We are interested in comparing the results with those from the virtualized environment as shown in Sect. 4.1. The two sets of figure show that the workload curves display the similar shapes and the front-end servers demand more resource than the back-end server. The aggregated demands for the six types of resources in the non-virtualized setting are 3.47, 0.97, 0.6, 0.98, 2.67 and 0.12 times more/less than those in the virtualized environment. The workload requests for RAM show the most significant difference between the two environments. As in the non-virtualized system (Fig. 8), the bidding requests also display abrupt increase of RAM usage and the jumps happen earlier in time than those in the virtualized system. One reason is the longer communication delay in the non-virtualized system. In addition, from Fig. 9 we can see disk read and write workload shows higher variance in the non-virtualized system than the virtualized one.

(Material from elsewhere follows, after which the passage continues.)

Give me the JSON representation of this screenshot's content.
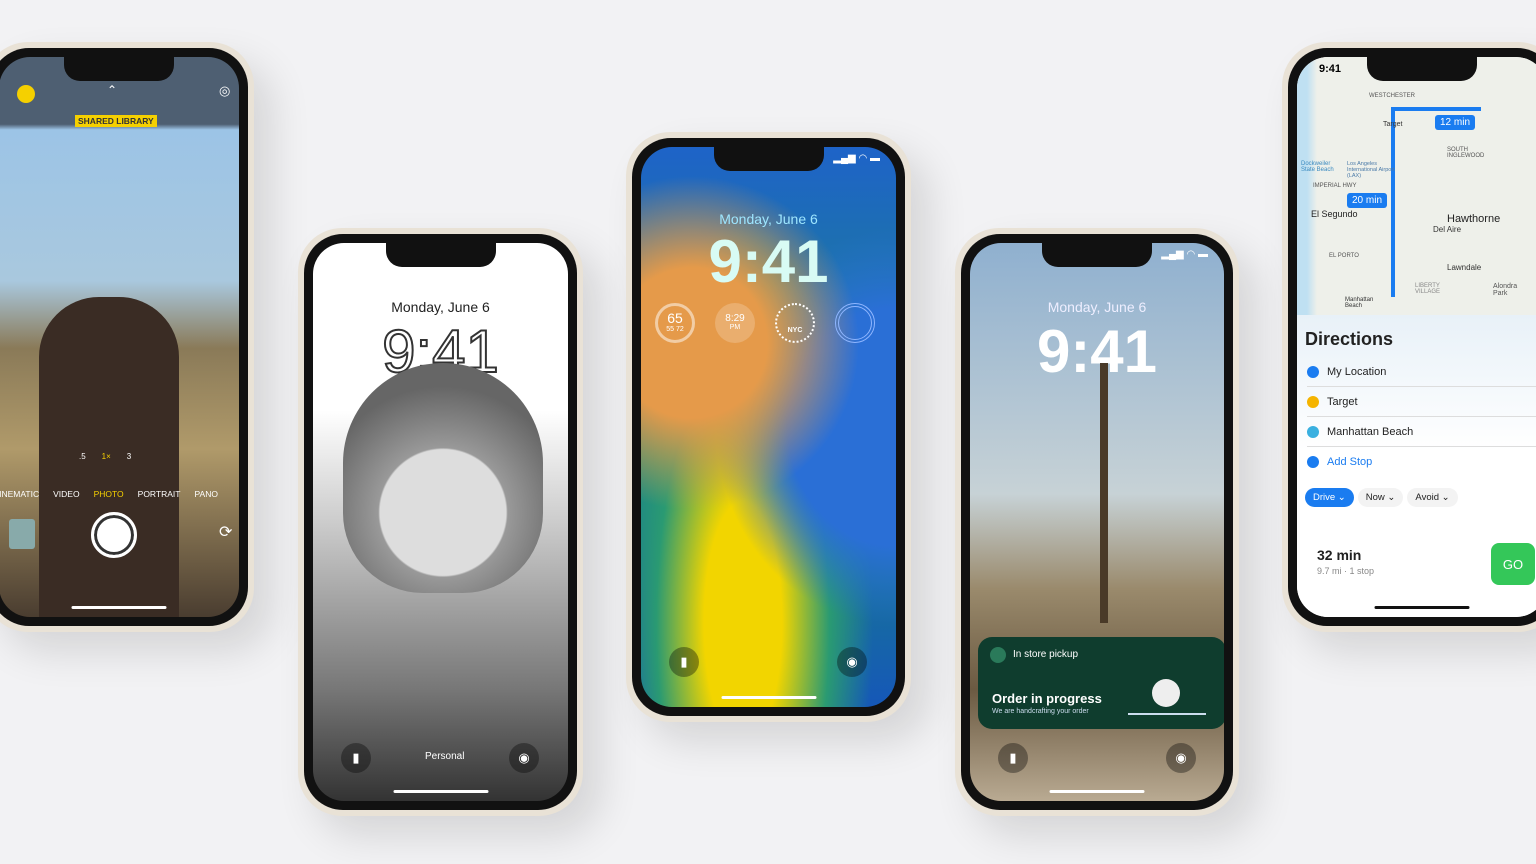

Comparing the results in Sects. 4.1 and 4.2, we find application’s demand for physical resources is higher in the non-virtualized environment than in the virtualized one, with 88 % more CPU cycles, 21 % more RAM, 2 % more network traffic and 60 % more TCP sockets, while disk read/write is 25 % less and the number of context switches is 87 % less. These findings will allow cloud service providers to achieve efficient capacity planning for a desirable SLA satisfaction rate.

5 Conclusion

In this work, we study the impact of virtualization on the workload dynamics. We present experimental results on a cloud testbed by profiling the workload dynamics on both virtualized and non-virtualized environments. We compare the resource demands at the three server tiers.

This study is preliminary. Our goal is to extract the rules of thumb to aid cloud service providers to achieve the best resource planning. We plan to design and apply formal methods to model the workload dynamics at both resource level and transaction level.